Was ist ein Girokonto ohne Schufa?

Wer heute ein Girokonto eröffnen möchte, muss in der Regel gleich seine Einwilligung dazu geben, dass die Bank eine Schufa-Abfrage vornimmt. Diese dient der Bank zur Absicherung, denn ein Antragsteller mit einer sogenannten negativen Schufa wird meistens abgelehnt. Im Prinzip würden die Banken sicherlich das ihnen geschuldete Geld eintreiben können, aber viele argumentieren damit, dass es zu viel Arbeit kosten würde, von einem verschuldeten Kontoinhaber Geld zu bekommen. Außerdem betrachten die Banken Girokonten als Einstieg in die Finanzwelt, denn von einem solchen können Kredite abgeschlossen oder Baufinanzierungen abgeschlossen werden. Natürlich ist auch die Anlage von Tages- oder Festgeld von einem Girokonto aus möglich, aber dann zählen die Bankkunden wieder zu denjenigen, die bei der Bank gerne gesehen sind.


Was ist die Schufa?
Die Schufa wurde bereits 1927 gegründet und hat die Bereitstellung von kreditrelevanten Informationen als Kerngeschäft angegeben.

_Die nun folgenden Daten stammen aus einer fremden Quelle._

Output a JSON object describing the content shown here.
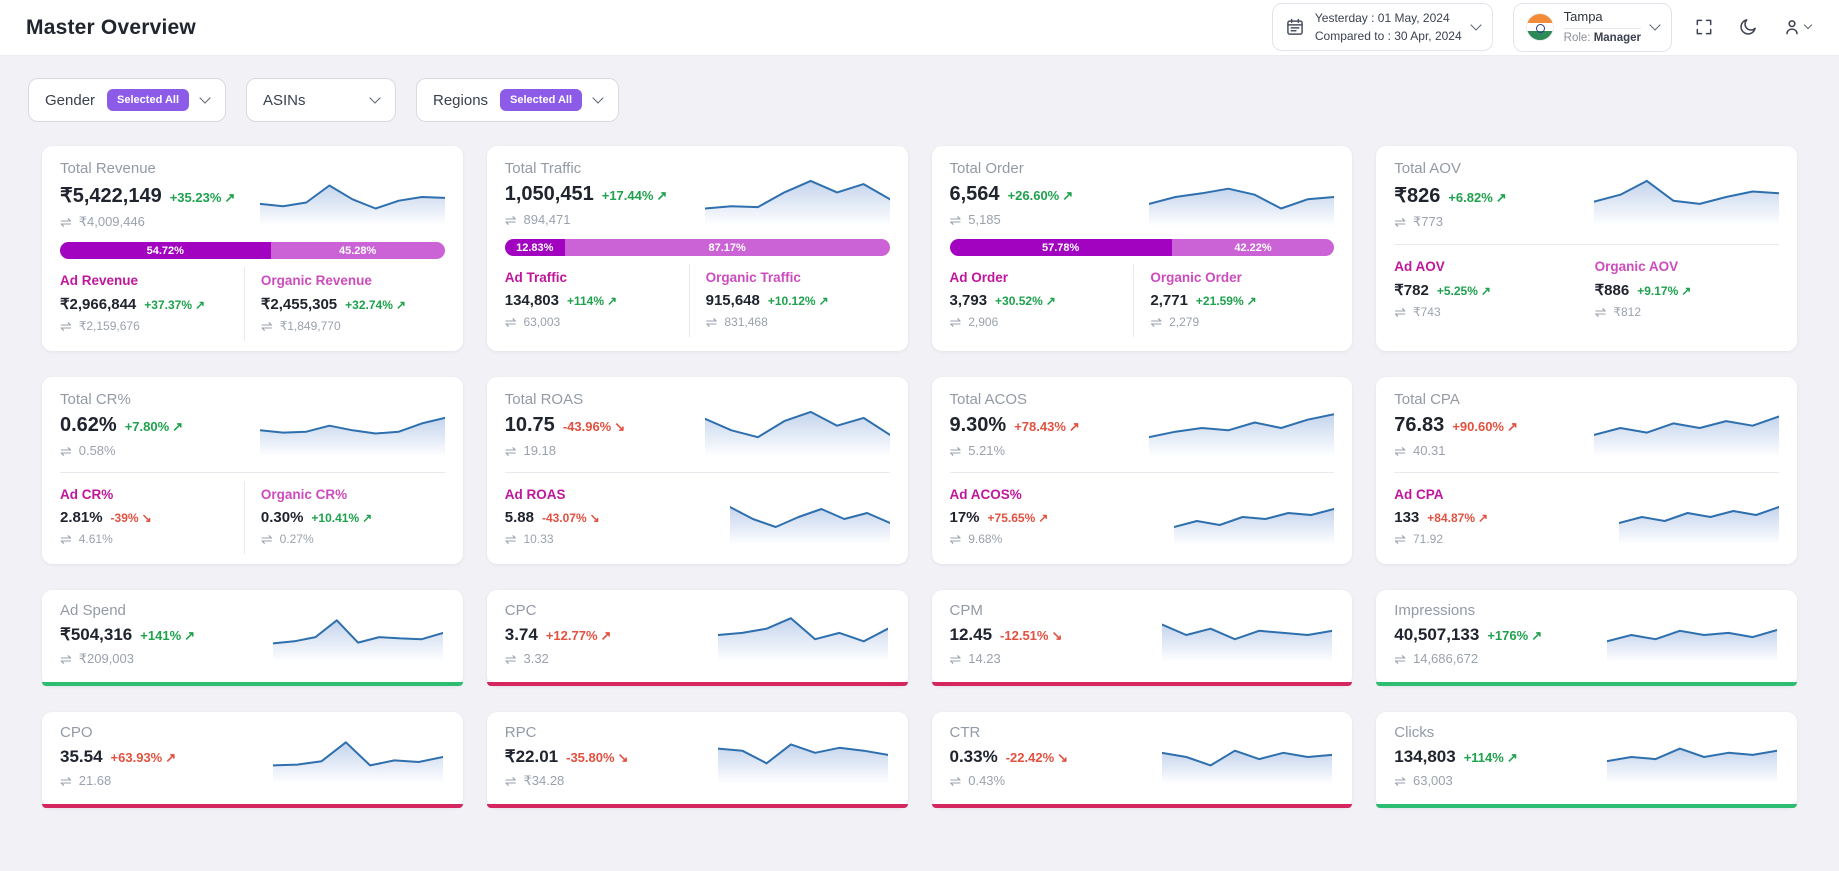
{
  "header": {
    "title": "Master Overview",
    "date_picker": {
      "line1": "Yesterday : 01 May, 2024",
      "line2": "Compared to : 30 Apr, 2024"
    },
    "profile": {
      "name": "Tampa",
      "role_label": "Role:",
      "role_value": "Manager"
    }
  },
  "filters": [
    {
      "label": "Gender",
      "badge": "Selected All"
    },
    {
      "label": "ASINs",
      "badge": null
    },
    {
      "label": "Regions",
      "badge": "Selected All"
    }
  ],
  "icons": {
    "compare_glyph": "⇌",
    "up_arrow": "↗",
    "down_arrow": "↘"
  },
  "colors": {
    "page_bg": "#f1f1f6",
    "green": "#1ea24d",
    "red": "#e25140",
    "bar_dark": "#a103c1",
    "bar_light": "#cb63d6",
    "badge": "#8c5be8",
    "accent_green": "#2cbd70",
    "accent_red": "#d5275f",
    "ad_label": "#c0169c",
    "organic_label": "#cd4cbd",
    "spark_stroke": "#2e6fae"
  },
  "cards": [
    {
      "id": "total-revenue",
      "title": "Total Revenue",
      "value": "₹5,422,149",
      "change": "+35.23%",
      "dir": "up",
      "tone": "green",
      "compare": "₹4,009,446",
      "spark": [
        0.35,
        0.3,
        0.38,
        0.75,
        0.45,
        0.25,
        0.42,
        0.5,
        0.48
      ],
      "bar": {
        "left_label": "54.72%",
        "left_pct": 54.72,
        "right_label": "45.28%",
        "right_pct": 45.28
      },
      "subs_layout": "two",
      "col_divider": true,
      "subs": [
        {
          "kind": "ad",
          "title": "Ad Revenue",
          "value": "₹2,966,844",
          "change": "+37.37%",
          "dir": "up",
          "tone": "green",
          "compare": "₹2,159,676"
        },
        {
          "kind": "organic",
          "title": "Organic Revenue",
          "value": "₹2,455,305",
          "change": "+32.74%",
          "dir": "up",
          "tone": "green",
          "compare": "₹1,849,770"
        }
      ]
    },
    {
      "id": "total-traffic",
      "title": "Total Traffic",
      "value": "1,050,451",
      "change": "+17.44%",
      "dir": "up",
      "tone": "green",
      "compare": "894,471",
      "spark": [
        0.25,
        0.3,
        0.28,
        0.6,
        0.85,
        0.6,
        0.78,
        0.45
      ],
      "bar": {
        "left_label": "12.83%",
        "left_pct": 12.83,
        "right_label": "87.17%",
        "right_pct": 87.17
      },
      "subs_layout": "two",
      "col_divider": true,
      "subs": [
        {
          "kind": "ad",
          "title": "Ad Traffic",
          "value": "134,803",
          "change": "+114%",
          "dir": "up",
          "tone": "green",
          "compare": "63,003"
        },
        {
          "kind": "organic",
          "title": "Organic Traffic",
          "value": "915,648",
          "change": "+10.12%",
          "dir": "up",
          "tone": "green",
          "compare": "831,468"
        }
      ]
    },
    {
      "id": "total-order",
      "title": "Total Order",
      "value": "6,564",
      "change": "+26.60%",
      "dir": "up",
      "tone": "green",
      "compare": "5,185",
      "spark": [
        0.35,
        0.5,
        0.58,
        0.68,
        0.55,
        0.25,
        0.45,
        0.5
      ],
      "bar": {
        "left_label": "57.78%",
        "left_pct": 57.78,
        "right_label": "42.22%",
        "right_pct": 42.22
      },
      "subs_layout": "two",
      "col_divider": true,
      "subs": [
        {
          "kind": "ad",
          "title": "Ad Order",
          "value": "3,793",
          "change": "+30.52%",
          "dir": "up",
          "tone": "green",
          "compare": "2,906"
        },
        {
          "kind": "organic",
          "title": "Organic Order",
          "value": "2,771",
          "change": "+21.59%",
          "dir": "up",
          "tone": "green",
          "compare": "2,279"
        }
      ]
    },
    {
      "id": "total-aov",
      "title": "Total AOV",
      "value": "₹826",
      "change": "+6.82%",
      "dir": "up",
      "tone": "green",
      "compare": "₹773",
      "spark": [
        0.4,
        0.55,
        0.85,
        0.42,
        0.35,
        0.5,
        0.62,
        0.58
      ],
      "divider": true,
      "subs_layout": "two",
      "col_divider": false,
      "subs": [
        {
          "kind": "ad",
          "title": "Ad AOV",
          "value": "₹782",
          "change": "+5.25%",
          "dir": "up",
          "tone": "green",
          "compare": "₹743"
        },
        {
          "kind": "organic",
          "title": "Organic AOV",
          "value": "₹886",
          "change": "+9.17%",
          "dir": "up",
          "tone": "green",
          "compare": "₹812"
        }
      ]
    },
    {
      "id": "total-cr",
      "title": "Total CR%",
      "value": "0.62%",
      "change": "+7.80%",
      "dir": "up",
      "tone": "green",
      "compare": "0.58%",
      "spark": [
        0.45,
        0.4,
        0.42,
        0.55,
        0.45,
        0.38,
        0.42,
        0.6,
        0.72
      ],
      "divider": true,
      "subs_layout": "two",
      "col_divider": true,
      "subs": [
        {
          "kind": "ad",
          "title": "Ad CR%",
          "value": "2.81%",
          "change": "-39%",
          "dir": "down",
          "tone": "red",
          "compare": "4.61%"
        },
        {
          "kind": "organic",
          "title": "Organic CR%",
          "value": "0.30%",
          "change": "+10.41%",
          "dir": "up",
          "tone": "green",
          "compare": "0.27%"
        }
      ]
    },
    {
      "id": "total-roas",
      "title": "Total ROAS",
      "value": "10.75",
      "change": "-43.96%",
      "dir": "down",
      "tone": "red",
      "compare": "19.18",
      "spark": [
        0.7,
        0.45,
        0.3,
        0.65,
        0.85,
        0.55,
        0.72,
        0.35
      ],
      "divider": true,
      "subs_layout": "full",
      "subs": [
        {
          "kind": "ad",
          "title": "Ad ROAS",
          "value": "5.88",
          "change": "-43.07%",
          "dir": "down",
          "tone": "red",
          "compare": "10.33",
          "spark": [
            0.8,
            0.5,
            0.3,
            0.55,
            0.75,
            0.5,
            0.65,
            0.4
          ]
        }
      ]
    },
    {
      "id": "total-acos",
      "title": "Total ACOS",
      "value": "9.30%",
      "change": "+78.43%",
      "dir": "up",
      "tone": "red",
      "compare": "5.21%",
      "spark": [
        0.3,
        0.42,
        0.5,
        0.45,
        0.62,
        0.5,
        0.68,
        0.8
      ],
      "divider": true,
      "subs_layout": "full",
      "subs": [
        {
          "kind": "ad",
          "title": "Ad ACOS%",
          "value": "17%",
          "change": "+75.65%",
          "dir": "up",
          "tone": "red",
          "compare": "9.68%",
          "spark": [
            0.3,
            0.45,
            0.35,
            0.55,
            0.5,
            0.65,
            0.6,
            0.75
          ]
        }
      ]
    },
    {
      "id": "total-cpa",
      "title": "Total CPA",
      "value": "76.83",
      "change": "+90.60%",
      "dir": "up",
      "tone": "red",
      "compare": "40.31",
      "spark": [
        0.35,
        0.5,
        0.4,
        0.6,
        0.5,
        0.65,
        0.55,
        0.75
      ],
      "divider": true,
      "subs_layout": "full",
      "subs": [
        {
          "kind": "ad",
          "title": "Ad CPA",
          "value": "133",
          "change": "+84.87%",
          "dir": "up",
          "tone": "red",
          "compare": "71.92",
          "spark": [
            0.4,
            0.55,
            0.45,
            0.65,
            0.55,
            0.7,
            0.6,
            0.8
          ]
        }
      ]
    },
    {
      "id": "ad-spend",
      "title": "Ad Spend",
      "value": "₹504,316",
      "change": "+141%",
      "dir": "up",
      "tone": "green",
      "compare": "₹209,003",
      "size": "small",
      "accent": "green",
      "spark": [
        0.3,
        0.35,
        0.45,
        0.85,
        0.32,
        0.45,
        0.42,
        0.4,
        0.55
      ]
    },
    {
      "id": "cpc",
      "title": "CPC",
      "value": "3.74",
      "change": "+12.77%",
      "dir": "up",
      "tone": "red",
      "compare": "3.32",
      "size": "small",
      "accent": "red",
      "spark": [
        0.5,
        0.55,
        0.65,
        0.9,
        0.4,
        0.55,
        0.35,
        0.65
      ]
    },
    {
      "id": "cpm",
      "title": "CPM",
      "value": "12.45",
      "change": "-12.51%",
      "dir": "down",
      "tone": "red",
      "compare": "14.23",
      "size": "small",
      "accent": "red",
      "spark": [
        0.75,
        0.5,
        0.65,
        0.4,
        0.6,
        0.55,
        0.5,
        0.6
      ]
    },
    {
      "id": "impressions",
      "title": "Impressions",
      "value": "40,507,133",
      "change": "+176%",
      "dir": "up",
      "tone": "green",
      "compare": "14,686,672",
      "size": "small",
      "accent": "green",
      "spark": [
        0.35,
        0.5,
        0.4,
        0.6,
        0.5,
        0.55,
        0.45,
        0.62
      ]
    },
    {
      "id": "cpo",
      "title": "CPO",
      "value": "35.54",
      "change": "+63.93%",
      "dir": "up",
      "tone": "red",
      "compare": "21.68",
      "size": "small",
      "accent": "red",
      "spark": [
        0.3,
        0.32,
        0.4,
        0.85,
        0.3,
        0.42,
        0.38,
        0.5
      ]
    },
    {
      "id": "rpc",
      "title": "RPC",
      "value": "₹22.01",
      "change": "-35.80%",
      "dir": "down",
      "tone": "red",
      "compare": "₹34.28",
      "size": "small",
      "accent": "red",
      "spark": [
        0.7,
        0.65,
        0.35,
        0.8,
        0.6,
        0.72,
        0.65,
        0.55
      ]
    },
    {
      "id": "ctr",
      "title": "CTR",
      "value": "0.33%",
      "change": "-22.42%",
      "dir": "down",
      "tone": "red",
      "compare": "0.43%",
      "size": "small",
      "accent": "red",
      "spark": [
        0.6,
        0.5,
        0.3,
        0.65,
        0.45,
        0.6,
        0.5,
        0.55
      ]
    },
    {
      "id": "clicks",
      "title": "Clicks",
      "value": "134,803",
      "change": "+114%",
      "dir": "up",
      "tone": "green",
      "compare": "63,003",
      "size": "small",
      "accent": "green",
      "spark": [
        0.4,
        0.5,
        0.45,
        0.7,
        0.5,
        0.6,
        0.55,
        0.65
      ]
    }
  ]
}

Zu den Firmenkunden zählen nicht nur Banken, sondern auch der Handel und noch viele weitere Branchen. Sie nutzen die bei der Schufa eingetragenen Daten von Verbrauchern für eine sichere Kreditvergabe oder für die Entscheidung, einen Antrag auf Girokonto zu genehmigen. Dass dies nicht immer zugunsten der Antragsteller ausfällt, zeigt die Zahl von rund 60 Millionen Menschen, die in Europa leben und kein Girokonto unterhalten können, weil sie dies wegen eines negativen Schufaeintrags nicht erhalten haben. Auch wenn viele denken, ein Girokonto braucht man nicht zwangsläufig, es schränkt aber nicht nur den Alltag stark ein, sondern kann auch verhindern, dass man eine neue Arbeitsstelle antreten kann. Heute wird der Lohn oder das Gehalt nahezu ausschließlich bargeldlos überwiesen und um Rechnungen oder Versicherungen zu bezahlen, ist ein eigenes Girokonto ebenfalls notwendig.


Girokonto ohne Schufa
Das Girokonto ohne Schufa wird so genannt, weil die Bank für die Einrichtung eines Kontos keine Genehmigung verlangt, bei der Schufa Auskünfte einzuholen. Besonders in der heutigen Zeit fragen alle großen Banken und Sparkassen bei der Schufa nach, aber manche eben auch nicht. Welche das genau sind, kann im Vergleichsrechner herausgefunden werden. Ein solches Konto kann auch daran erkannt werden, dass es nur auf Guthabenbasis geführt werden kann. Das heißt also, dass weder ein Überziehungskredit möglich ist, noch eine Kreditkarte ausgegeben wird.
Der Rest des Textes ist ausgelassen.